We insure our houses, our cars, our health, and even our deaths. We have insurance for fires and floods, earthquakes and tornadoes. But alien abduction insurance? Yes, it’s true. You can even insure yourself against alien abduction, although you might have trouble proving a claim.
What exactly is alien abduction insurance?
In the unlikely event that you get abducted by aliens, alien abduction insurance will give you a bunch of money. If you get abducted and never return, the beneficiary of your insurance policy will receive the money. Alien abduction insurance works just like any other disaster insurance, just with aliens instead of bad weather.
Simon Burgess, the former head of London insurance company Goodfellow Rebecca Ingram Pearson (GRIP) has sold about 30,000 alien abduction insurance policies. He even sold the Heaven’s Gate cult a group insurance policy for $1,000 before their mass suicide. While he briefly stopped selling the policy after the tragedy, he is back in business for those who fear little green men.

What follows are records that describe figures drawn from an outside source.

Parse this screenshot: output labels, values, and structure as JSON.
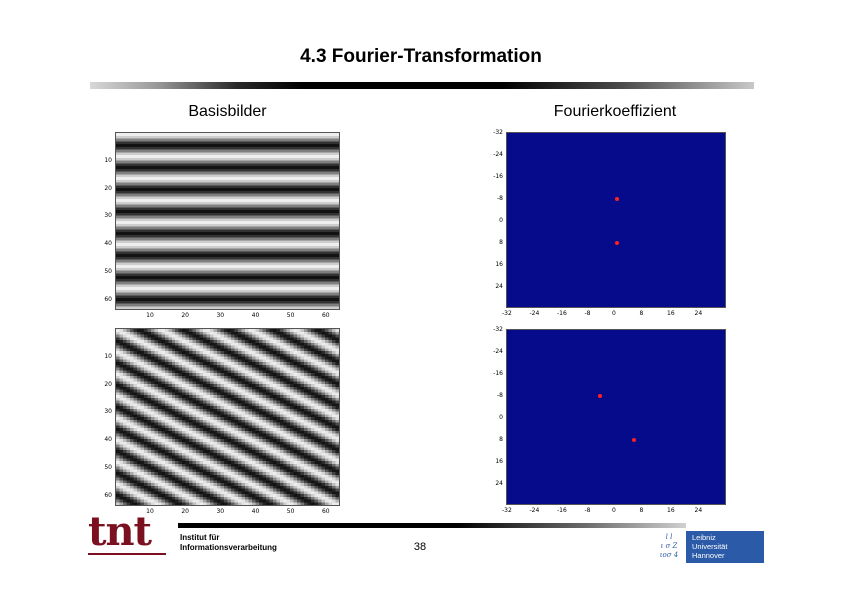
{
  "slide": {
    "title": "4.3 Fourier-Transformation",
    "left_heading": "Basisbilder",
    "right_heading": "Fourierkoeffizient"
  },
  "basis_axes": {
    "x_ticks": [
      "10",
      "20",
      "30",
      "40",
      "50",
      "60"
    ],
    "y_ticks": [
      "10",
      "20",
      "30",
      "40",
      "50",
      "60"
    ]
  },
  "fourier_axes": {
    "x_ticks": [
      "-32",
      "-24",
      "-16",
      "-8",
      "0",
      "8",
      "16",
      "24"
    ],
    "y_ticks": [
      "-32",
      "-24",
      "-16",
      "-8",
      "0",
      "8",
      "16",
      "24"
    ]
  },
  "fourier_top": {
    "peaks": [
      [
        0,
        -8
      ],
      [
        0,
        8
      ]
    ]
  },
  "fourier_bottom": {
    "peaks": [
      [
        -5,
        -8
      ],
      [
        5,
        8
      ]
    ]
  },
  "colors": {
    "spectrum_bg": "#060b8c",
    "peak": "#ff2020",
    "brand": "#7a1020",
    "luh": "#2b5aa8"
  },
  "footer": {
    "logo": "tnt",
    "institute_line1": "Institut für",
    "institute_line2": "Informationsverarbeitung",
    "page": "38",
    "uni_mark_lines": [
      "l  l",
      "ι σ  Z",
      "ιoσ 4"
    ],
    "uni_name": [
      "Leibniz",
      "Universität",
      "Hannover"
    ]
  }
}
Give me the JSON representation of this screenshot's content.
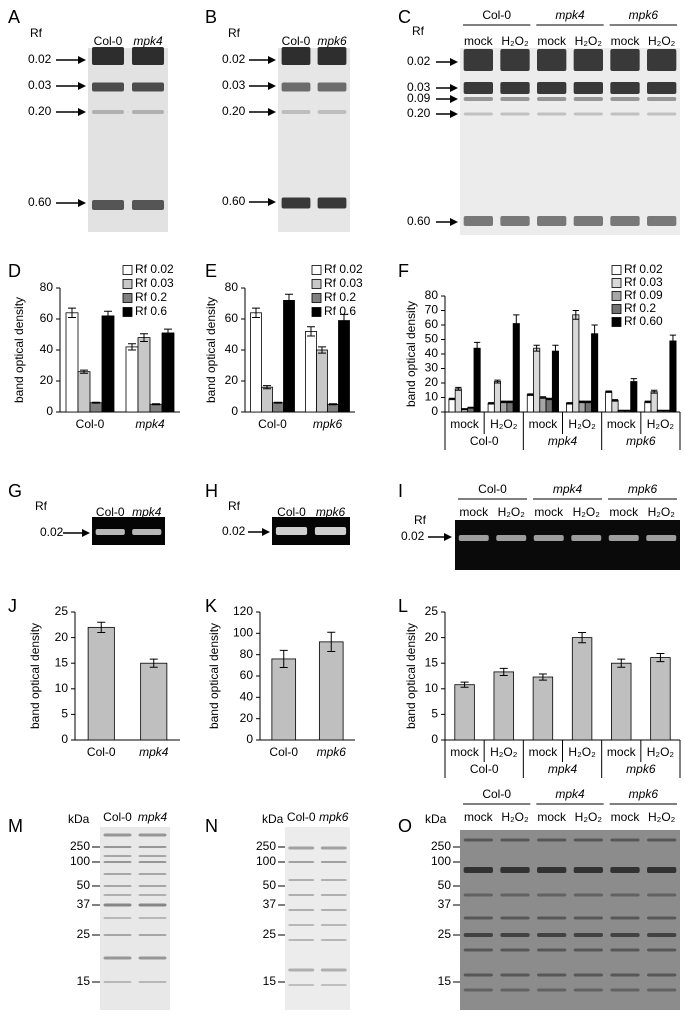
{
  "gels": [
    {
      "panel": "A",
      "rf_label": "Rf",
      "lanes": [
        "Col-0",
        "mpk4"
      ],
      "markers": [
        "0.02",
        "0.03",
        "0.20",
        "0.60"
      ]
    },
    {
      "panel": "B",
      "rf_label": "Rf",
      "lanes": [
        "Col-0",
        "mpk6"
      ],
      "markers": [
        "0.02",
        "0.03",
        "0.20",
        "0.60"
      ]
    },
    {
      "panel": "C",
      "rf_label": "Rf",
      "groups": [
        "Col-0",
        "mpk4",
        "mpk6"
      ],
      "lanes": [
        "mock",
        "H₂O₂",
        "mock",
        "H₂O₂",
        "mock",
        "H₂O₂"
      ],
      "markers": [
        "0.02",
        "0.03",
        "0.09",
        "0.20",
        "0.60"
      ]
    },
    {
      "panel": "G",
      "rf_label": "Rf",
      "lanes": [
        "Col-0",
        "mpk4"
      ],
      "markers": [
        "0.02"
      ]
    },
    {
      "panel": "H",
      "rf_label": "Rf",
      "lanes": [
        "Col-0",
        "mpk6"
      ],
      "markers": [
        "0.02"
      ]
    },
    {
      "panel": "I",
      "rf_label": "Rf",
      "groups": [
        "Col-0",
        "mpk4",
        "mpk6"
      ],
      "lanes": [
        "mock",
        "H₂O₂",
        "mock",
        "H₂O₂",
        "mock",
        "H₂O₂"
      ],
      "markers": [
        "0.02"
      ]
    },
    {
      "panel": "M",
      "unit_label": "kDa",
      "lanes": [
        "Col-0",
        "mpk4"
      ],
      "markers": [
        "250",
        "100",
        "50",
        "37",
        "25",
        "15"
      ]
    },
    {
      "panel": "N",
      "unit_label": "kDa",
      "lanes": [
        "Col-0",
        "mpk6"
      ],
      "markers": [
        "250",
        "100",
        "50",
        "37",
        "25",
        "15"
      ]
    },
    {
      "panel": "O",
      "unit_label": "kDa",
      "groups": [
        "Col-0",
        "mpk4",
        "mpk6"
      ],
      "lanes": [
        "mock",
        "H₂O₂",
        "mock",
        "H₂O₂",
        "mock",
        "H₂O₂"
      ],
      "markers": [
        "250",
        "100",
        "50",
        "37",
        "25",
        "15"
      ]
    }
  ],
  "chart_data": [
    {
      "type": "bar",
      "panel": "D",
      "y_label": "band optical density",
      "categories": [
        "Col-0",
        "mpk4"
      ],
      "series": [
        {
          "name": "Rf 0.02",
          "color": "#ffffff",
          "values": [
            64,
            42
          ],
          "errors": [
            3,
            2
          ]
        },
        {
          "name": "Rf 0.03",
          "color": "#c8c8c8",
          "values": [
            26,
            48
          ],
          "errors": [
            1,
            2.5
          ]
        },
        {
          "name": "Rf 0.2",
          "color": "#808080",
          "values": [
            6,
            5
          ],
          "errors": [
            0.3,
            0.3
          ]
        },
        {
          "name": "Rf 0.6",
          "color": "#000000",
          "values": [
            62,
            51
          ],
          "errors": [
            3,
            2.5
          ]
        }
      ],
      "ylim": [
        0,
        80
      ],
      "yticks": [
        0,
        20,
        40,
        60,
        80
      ]
    },
    {
      "type": "bar",
      "panel": "E",
      "y_label": "band optical density",
      "categories": [
        "Col-0",
        "mpk6"
      ],
      "series": [
        {
          "name": "Rf 0.02",
          "color": "#ffffff",
          "values": [
            64,
            52
          ],
          "errors": [
            3,
            3
          ]
        },
        {
          "name": "Rf 0.03",
          "color": "#c8c8c8",
          "values": [
            16,
            40
          ],
          "errors": [
            1,
            2
          ]
        },
        {
          "name": "Rf 0.2",
          "color": "#808080",
          "values": [
            6,
            5
          ],
          "errors": [
            0.3,
            0.3
          ]
        },
        {
          "name": "Rf 0.6",
          "color": "#000000",
          "values": [
            72,
            59
          ],
          "errors": [
            4,
            4
          ]
        }
      ],
      "ylim": [
        0,
        80
      ],
      "yticks": [
        0,
        20,
        40,
        60,
        80
      ]
    },
    {
      "type": "bar",
      "panel": "F",
      "y_label": "band optical density",
      "categories": [
        "mock",
        "H₂O₂",
        "mock",
        "H₂O₂",
        "mock",
        "H₂O₂"
      ],
      "groups": [
        "Col-0",
        "mpk4",
        "mpk6"
      ],
      "series": [
        {
          "name": "Rf 0.02",
          "color": "#ffffff",
          "values": [
            9,
            6,
            12,
            6,
            14,
            7
          ],
          "errors": [
            0.5,
            0.5,
            0.5,
            0.5,
            0.5,
            0.5
          ]
        },
        {
          "name": "Rf 0.03",
          "color": "#d9d9d9",
          "values": [
            16,
            21,
            44,
            67,
            8,
            14
          ],
          "errors": [
            1,
            1,
            2,
            3,
            0.5,
            1
          ]
        },
        {
          "name": "Rf 0.09",
          "color": "#a6a6a6",
          "values": [
            2,
            7,
            10,
            7,
            1,
            1
          ],
          "errors": [
            0.3,
            0.5,
            0.5,
            0.5,
            0.2,
            0.2
          ]
        },
        {
          "name": "Rf 0.2",
          "color": "#737373",
          "values": [
            3,
            7,
            9,
            7,
            1,
            1
          ],
          "errors": [
            0.3,
            0.5,
            0.5,
            0.5,
            0.2,
            0.2
          ]
        },
        {
          "name": "Rf 0.60",
          "color": "#000000",
          "values": [
            44,
            61,
            42,
            54,
            21,
            49
          ],
          "errors": [
            4,
            6,
            4,
            6,
            2,
            4
          ]
        }
      ],
      "ylim": [
        0,
        80
      ],
      "yticks": [
        0,
        10,
        20,
        30,
        40,
        50,
        60,
        70,
        80
      ]
    },
    {
      "type": "bar",
      "panel": "J",
      "y_label": "band optical density",
      "categories": [
        "Col-0",
        "mpk4"
      ],
      "values": [
        22,
        15
      ],
      "errors": [
        1,
        0.8
      ],
      "color": "#bfbfbf",
      "ylim": [
        0,
        25
      ],
      "yticks": [
        0,
        5,
        10,
        15,
        20,
        25
      ]
    },
    {
      "type": "bar",
      "panel": "K",
      "y_label": "band optical density",
      "categories": [
        "Col-0",
        "mpk6"
      ],
      "values": [
        76,
        92
      ],
      "errors": [
        8,
        9
      ],
      "color": "#bfbfbf",
      "ylim": [
        0,
        120
      ],
      "yticks": [
        0,
        20,
        40,
        60,
        80,
        100,
        120
      ]
    },
    {
      "type": "bar",
      "panel": "L",
      "y_label": "band optical density",
      "categories": [
        "mock",
        "H₂O₂",
        "mock",
        "H₂O₂",
        "mock",
        "H₂O₂"
      ],
      "groups": [
        "Col-0",
        "mpk4",
        "mpk6"
      ],
      "values": [
        10.8,
        13.3,
        12.3,
        20,
        15,
        16.1
      ],
      "errors": [
        0.5,
        0.7,
        0.6,
        1,
        0.8,
        0.8
      ],
      "color": "#bfbfbf",
      "ylim": [
        0,
        25
      ],
      "yticks": [
        0,
        5,
        10,
        15,
        20,
        25
      ]
    }
  ]
}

What sort of benefits do I get for alien abduction?
For about $150 per year, you can insure yourself for $160,000. The payout is double if you are impregnated with an alien baby. Supposedly, both men and women are eligible to make this claim. GRIP has yet to pay out any claims on their alien abduction insurance policy.
The St. Lawrence Agency, a spoof Florida insurance company, also promises that for $19.95, you will be paid $10,000,000 for an alien abduction, and twice that if you are impregnated or used as a food source by the aliens. Unfortunately, they pay out a claim at the rate of $1.00 per year for 10,000,000 years or you die, whichever comes first. So far they have awarded claims to two purchasers of the policy.
If alien abduction insurance exists, what other sorts of wacky insurance policies can I buy?
GRIP has also sold policies that insure against immaculate conception (think Mary and baby Jesus) and getting hit by a meteor. If you are particularly talented or beautiful, you can insure your singing voice, your hair, or your pitching arm through many insurance companies. You can insure stud animals against failure to perform, and you can insure pets against cancer.
The sky is the limit, ahem, when it comes to insuring against calamities and protecting your valuable assets. The sad thing is that people buy insurance policies that reflect their biggest fears, and it seems like these days we are afraid of an awful lot.
Haddock, Vicki. “Don’t sweat alien threat: Insurance policies cover everything from UFO abduction to vampire bites.” San Francisco Chronicle, 18 October 1998.
Lankford, Kimberly. “Weird insurance,” Kiplinger’s Personal Finance Magazine. October 1998. http://findarticles.com/p/articles/mi_m1318/is_n10_v52/ai_21136401/
“Simon Burgess” British Insurance. 8 June 2006.